ANALYSIS: ‘It’s been shown to prolong the time before disease comes back’

THIS new drug does not offer a cure for ovarian cancer, but it does promise to delay the progression of the disease once it has relapsed for significantly longer than chemotherapy alone.

This is all the more important because, at present, there is no other medication of this kind available to women who are not carriers of the BRCA mutations – in effect, the majority of ovarian cancer patients.

Professor Charlie Gourlay, an oncologist who leads a clinical research team at the Edinburgh Cancer Centre, said: “Usually when patients are treated for relapsed ovarian cancer – which is what this is for – we give chemotherapy. And once we’ve given our six cycles of chemotherapy, then we stop.

But, ultimately, the cancer will come back again.

“What [niraparib] offers is something called a ‘maintenance treatment’. That is, a treatment that you add in order to try to prolong the amount of time until a patient’s cancer relapses.

“It’s been shown in the pivotal study that it will prolong the amount of time before the cancer comes back.

“For people with the BRCA1 and BRCA2 mutation, it will increase that three or four-fold.

“And even in patients without the BRCA mutation, on average it will more than double that.

“The reason why that is important is that, although there is another drug of this type licensed, it’s only for patients with the mutation.”

The incidence of the disease is higher in the UK than the European average.

Five-year survival, although improving, also lags behind Europe, at around 35 per cent overall compared to around 45 per cent in Portugal, Sweden and Finland.

It is not entirely clear why.

Experts at the Target Ovarian Cancer charity previously warned that women in Scotland were visiting their GPs three times on average with symptoms before being referred for the CA125 blood test and an ultrasound, which can detect ovarian cancer.

Part of the issue appears to be that the symptoms – bloating, a distended abdomen, abdominal pain, feeling full quickly or having difficulty eating, or going to the toilet more often – are too often conflated with more common conditions, such as irritable bowel syndrome.

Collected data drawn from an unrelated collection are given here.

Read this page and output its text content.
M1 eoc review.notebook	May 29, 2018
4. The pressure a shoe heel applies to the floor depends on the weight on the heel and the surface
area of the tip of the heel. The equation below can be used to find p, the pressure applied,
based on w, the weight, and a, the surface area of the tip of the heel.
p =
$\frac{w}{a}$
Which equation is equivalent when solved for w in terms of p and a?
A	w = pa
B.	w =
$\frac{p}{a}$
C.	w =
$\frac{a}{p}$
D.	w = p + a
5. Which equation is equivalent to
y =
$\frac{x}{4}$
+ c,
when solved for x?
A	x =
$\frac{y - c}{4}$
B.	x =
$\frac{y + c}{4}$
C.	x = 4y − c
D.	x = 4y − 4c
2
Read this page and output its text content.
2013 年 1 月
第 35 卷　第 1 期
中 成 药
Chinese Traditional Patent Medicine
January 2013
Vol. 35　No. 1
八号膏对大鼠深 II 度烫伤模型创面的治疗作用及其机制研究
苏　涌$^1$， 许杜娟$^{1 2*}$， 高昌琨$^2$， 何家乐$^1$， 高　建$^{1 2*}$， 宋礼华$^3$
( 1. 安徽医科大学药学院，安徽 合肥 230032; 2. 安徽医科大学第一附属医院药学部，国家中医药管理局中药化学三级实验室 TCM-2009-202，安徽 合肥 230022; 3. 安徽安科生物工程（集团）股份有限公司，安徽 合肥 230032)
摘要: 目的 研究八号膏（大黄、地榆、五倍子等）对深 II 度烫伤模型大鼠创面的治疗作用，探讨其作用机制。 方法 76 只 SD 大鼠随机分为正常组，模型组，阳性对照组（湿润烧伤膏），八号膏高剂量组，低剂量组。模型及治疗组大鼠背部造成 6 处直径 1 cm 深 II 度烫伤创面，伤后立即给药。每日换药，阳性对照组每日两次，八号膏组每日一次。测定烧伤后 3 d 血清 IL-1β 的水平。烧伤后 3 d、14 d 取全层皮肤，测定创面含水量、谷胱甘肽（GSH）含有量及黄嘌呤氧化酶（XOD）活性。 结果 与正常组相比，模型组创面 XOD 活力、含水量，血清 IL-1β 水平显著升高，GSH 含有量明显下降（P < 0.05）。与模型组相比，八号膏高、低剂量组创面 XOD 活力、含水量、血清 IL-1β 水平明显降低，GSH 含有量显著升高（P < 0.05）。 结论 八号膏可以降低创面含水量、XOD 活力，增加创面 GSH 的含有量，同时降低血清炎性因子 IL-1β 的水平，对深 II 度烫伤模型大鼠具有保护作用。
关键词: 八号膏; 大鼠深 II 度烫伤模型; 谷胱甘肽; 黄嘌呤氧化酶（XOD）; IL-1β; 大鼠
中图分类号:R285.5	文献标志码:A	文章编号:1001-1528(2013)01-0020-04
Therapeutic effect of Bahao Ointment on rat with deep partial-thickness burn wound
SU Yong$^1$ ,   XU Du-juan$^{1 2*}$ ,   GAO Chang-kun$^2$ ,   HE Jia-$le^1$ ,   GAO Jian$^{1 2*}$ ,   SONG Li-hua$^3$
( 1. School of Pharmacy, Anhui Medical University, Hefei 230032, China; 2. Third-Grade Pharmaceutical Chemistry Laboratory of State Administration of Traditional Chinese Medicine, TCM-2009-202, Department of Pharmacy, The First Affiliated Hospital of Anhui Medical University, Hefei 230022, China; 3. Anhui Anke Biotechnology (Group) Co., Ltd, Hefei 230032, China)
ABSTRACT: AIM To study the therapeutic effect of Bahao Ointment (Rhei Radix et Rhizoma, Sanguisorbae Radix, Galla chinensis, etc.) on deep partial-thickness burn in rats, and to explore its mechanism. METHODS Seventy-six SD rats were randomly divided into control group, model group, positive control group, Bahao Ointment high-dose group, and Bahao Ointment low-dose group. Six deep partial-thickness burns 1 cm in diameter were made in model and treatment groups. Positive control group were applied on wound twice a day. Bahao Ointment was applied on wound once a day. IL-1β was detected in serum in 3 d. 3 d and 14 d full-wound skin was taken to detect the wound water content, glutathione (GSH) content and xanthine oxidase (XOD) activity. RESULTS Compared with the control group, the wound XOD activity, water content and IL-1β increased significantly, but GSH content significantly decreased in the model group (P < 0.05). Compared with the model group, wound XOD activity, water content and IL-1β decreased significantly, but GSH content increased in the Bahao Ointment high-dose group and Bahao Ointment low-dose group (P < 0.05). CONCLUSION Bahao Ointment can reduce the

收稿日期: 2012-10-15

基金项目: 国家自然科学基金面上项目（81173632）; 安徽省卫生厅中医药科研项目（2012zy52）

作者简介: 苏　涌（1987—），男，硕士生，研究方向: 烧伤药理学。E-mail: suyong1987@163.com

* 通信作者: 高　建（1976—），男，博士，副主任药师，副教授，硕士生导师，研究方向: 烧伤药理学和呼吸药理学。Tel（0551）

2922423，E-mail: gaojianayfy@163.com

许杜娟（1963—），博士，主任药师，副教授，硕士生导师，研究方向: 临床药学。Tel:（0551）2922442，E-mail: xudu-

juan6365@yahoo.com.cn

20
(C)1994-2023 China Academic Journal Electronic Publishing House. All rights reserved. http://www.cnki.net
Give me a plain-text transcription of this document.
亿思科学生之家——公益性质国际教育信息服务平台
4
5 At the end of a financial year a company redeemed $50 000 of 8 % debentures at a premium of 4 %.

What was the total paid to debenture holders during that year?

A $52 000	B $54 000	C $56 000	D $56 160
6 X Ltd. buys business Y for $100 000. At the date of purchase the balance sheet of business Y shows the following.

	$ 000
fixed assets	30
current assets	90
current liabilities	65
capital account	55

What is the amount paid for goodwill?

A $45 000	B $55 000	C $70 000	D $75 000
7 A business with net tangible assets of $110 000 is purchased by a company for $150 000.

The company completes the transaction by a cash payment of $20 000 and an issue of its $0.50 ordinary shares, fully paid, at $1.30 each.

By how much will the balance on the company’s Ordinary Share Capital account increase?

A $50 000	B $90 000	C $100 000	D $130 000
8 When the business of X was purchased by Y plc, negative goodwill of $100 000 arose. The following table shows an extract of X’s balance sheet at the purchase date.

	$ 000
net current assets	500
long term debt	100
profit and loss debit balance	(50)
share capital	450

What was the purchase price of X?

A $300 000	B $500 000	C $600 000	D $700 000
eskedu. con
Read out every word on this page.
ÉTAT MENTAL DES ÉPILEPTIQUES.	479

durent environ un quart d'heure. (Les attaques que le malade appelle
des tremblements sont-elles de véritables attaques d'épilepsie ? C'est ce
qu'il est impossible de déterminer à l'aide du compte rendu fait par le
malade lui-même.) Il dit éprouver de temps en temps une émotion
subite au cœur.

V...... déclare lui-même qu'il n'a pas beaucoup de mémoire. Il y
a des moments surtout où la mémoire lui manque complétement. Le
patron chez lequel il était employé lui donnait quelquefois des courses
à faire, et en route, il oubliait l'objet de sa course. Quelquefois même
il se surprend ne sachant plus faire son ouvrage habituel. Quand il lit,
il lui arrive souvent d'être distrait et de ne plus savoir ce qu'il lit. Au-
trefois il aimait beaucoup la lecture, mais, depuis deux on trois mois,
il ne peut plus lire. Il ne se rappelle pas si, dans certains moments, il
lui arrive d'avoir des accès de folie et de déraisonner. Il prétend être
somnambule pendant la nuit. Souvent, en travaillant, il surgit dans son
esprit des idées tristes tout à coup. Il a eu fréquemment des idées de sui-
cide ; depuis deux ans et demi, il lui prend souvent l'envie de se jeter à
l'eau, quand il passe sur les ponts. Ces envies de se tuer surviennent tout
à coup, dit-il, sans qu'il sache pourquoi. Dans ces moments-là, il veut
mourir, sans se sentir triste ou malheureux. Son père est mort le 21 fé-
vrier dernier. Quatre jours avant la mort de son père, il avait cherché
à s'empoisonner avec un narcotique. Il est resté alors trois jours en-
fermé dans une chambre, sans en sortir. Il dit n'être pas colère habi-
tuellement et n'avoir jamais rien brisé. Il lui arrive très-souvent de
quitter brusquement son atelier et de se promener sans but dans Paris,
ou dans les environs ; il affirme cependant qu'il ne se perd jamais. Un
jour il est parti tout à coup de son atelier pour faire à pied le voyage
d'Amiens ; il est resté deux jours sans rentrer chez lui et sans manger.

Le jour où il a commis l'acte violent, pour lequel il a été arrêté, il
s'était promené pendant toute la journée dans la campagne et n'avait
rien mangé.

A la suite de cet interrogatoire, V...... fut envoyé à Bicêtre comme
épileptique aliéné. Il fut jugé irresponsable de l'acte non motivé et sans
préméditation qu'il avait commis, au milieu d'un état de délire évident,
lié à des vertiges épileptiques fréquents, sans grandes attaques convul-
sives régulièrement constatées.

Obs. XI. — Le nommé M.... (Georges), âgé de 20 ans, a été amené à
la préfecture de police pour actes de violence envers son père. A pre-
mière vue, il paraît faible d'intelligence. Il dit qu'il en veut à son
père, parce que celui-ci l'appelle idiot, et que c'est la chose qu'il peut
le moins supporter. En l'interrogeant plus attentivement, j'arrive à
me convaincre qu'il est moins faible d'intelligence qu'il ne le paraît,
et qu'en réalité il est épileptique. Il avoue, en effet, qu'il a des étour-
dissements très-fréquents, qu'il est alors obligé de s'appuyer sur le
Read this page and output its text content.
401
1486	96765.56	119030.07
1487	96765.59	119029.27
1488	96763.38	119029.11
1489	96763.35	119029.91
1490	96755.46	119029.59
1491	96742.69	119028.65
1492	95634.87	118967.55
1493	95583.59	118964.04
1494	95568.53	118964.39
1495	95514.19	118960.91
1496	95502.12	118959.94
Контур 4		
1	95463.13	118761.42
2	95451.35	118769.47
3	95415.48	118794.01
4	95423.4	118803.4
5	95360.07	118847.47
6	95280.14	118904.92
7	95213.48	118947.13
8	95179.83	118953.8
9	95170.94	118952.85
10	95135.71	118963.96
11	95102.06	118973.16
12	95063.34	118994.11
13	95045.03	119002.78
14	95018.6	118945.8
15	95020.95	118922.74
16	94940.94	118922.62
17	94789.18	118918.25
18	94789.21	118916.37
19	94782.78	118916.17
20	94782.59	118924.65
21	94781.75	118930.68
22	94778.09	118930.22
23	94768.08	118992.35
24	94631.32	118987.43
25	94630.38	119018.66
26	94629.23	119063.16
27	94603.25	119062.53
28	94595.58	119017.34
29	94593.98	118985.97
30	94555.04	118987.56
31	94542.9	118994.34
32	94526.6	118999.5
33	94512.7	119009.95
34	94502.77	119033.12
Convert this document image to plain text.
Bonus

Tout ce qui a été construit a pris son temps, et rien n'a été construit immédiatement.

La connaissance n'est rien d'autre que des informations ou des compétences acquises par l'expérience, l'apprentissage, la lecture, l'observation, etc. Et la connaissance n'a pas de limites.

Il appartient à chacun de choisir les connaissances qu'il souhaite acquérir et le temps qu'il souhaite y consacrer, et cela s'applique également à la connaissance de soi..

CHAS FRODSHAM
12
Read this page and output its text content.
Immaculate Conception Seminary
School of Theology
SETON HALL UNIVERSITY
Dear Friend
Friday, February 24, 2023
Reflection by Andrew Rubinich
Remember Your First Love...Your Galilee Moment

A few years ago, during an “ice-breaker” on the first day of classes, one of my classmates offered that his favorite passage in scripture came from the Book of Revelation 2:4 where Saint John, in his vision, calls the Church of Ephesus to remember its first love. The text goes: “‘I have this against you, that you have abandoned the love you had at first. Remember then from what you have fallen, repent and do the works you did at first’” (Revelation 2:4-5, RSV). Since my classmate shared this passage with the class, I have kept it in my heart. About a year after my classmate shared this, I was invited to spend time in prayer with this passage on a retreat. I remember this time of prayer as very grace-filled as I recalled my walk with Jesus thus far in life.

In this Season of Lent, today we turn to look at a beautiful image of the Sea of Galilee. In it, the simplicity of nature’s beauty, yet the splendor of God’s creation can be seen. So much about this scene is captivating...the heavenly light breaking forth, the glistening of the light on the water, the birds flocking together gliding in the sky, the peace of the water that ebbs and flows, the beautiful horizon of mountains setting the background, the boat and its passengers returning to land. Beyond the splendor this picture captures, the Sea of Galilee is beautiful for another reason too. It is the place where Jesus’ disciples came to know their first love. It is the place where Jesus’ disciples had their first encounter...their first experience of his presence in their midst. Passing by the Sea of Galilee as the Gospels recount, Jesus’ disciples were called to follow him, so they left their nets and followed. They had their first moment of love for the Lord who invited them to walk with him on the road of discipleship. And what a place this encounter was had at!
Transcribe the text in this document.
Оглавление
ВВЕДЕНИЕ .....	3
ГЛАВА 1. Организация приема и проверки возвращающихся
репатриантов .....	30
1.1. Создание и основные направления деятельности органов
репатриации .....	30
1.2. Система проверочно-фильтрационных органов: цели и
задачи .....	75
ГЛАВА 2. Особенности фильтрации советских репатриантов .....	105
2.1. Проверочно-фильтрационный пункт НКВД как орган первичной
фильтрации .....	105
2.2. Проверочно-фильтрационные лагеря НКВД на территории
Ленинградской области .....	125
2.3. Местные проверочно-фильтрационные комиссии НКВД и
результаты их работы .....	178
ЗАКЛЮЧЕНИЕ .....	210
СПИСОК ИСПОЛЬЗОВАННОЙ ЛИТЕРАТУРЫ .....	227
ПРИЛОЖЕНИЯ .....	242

However, other studies have also cited the higher prevalence of obesity and co-morbidities among UK patients for poorer long-term survival, and poorer availability and quality of radical surgery, such as hysterectomies, carried out by gynaecological oncologists on the NHS compared to other countries. There is also the issue of health spending.

The UK spends less of its gross domestic product (GDP) on health than most of its European neighbours – including France and Germany – making it harder to pay for new drugs.

Mr Gourlay added: “It’s true to say that our survival rates are still behind some of the other countries.

“It’s difficult to know whether that is because of our patients potentially presenting later, or whether there’s different biology underlying it. That’s not yet clear.”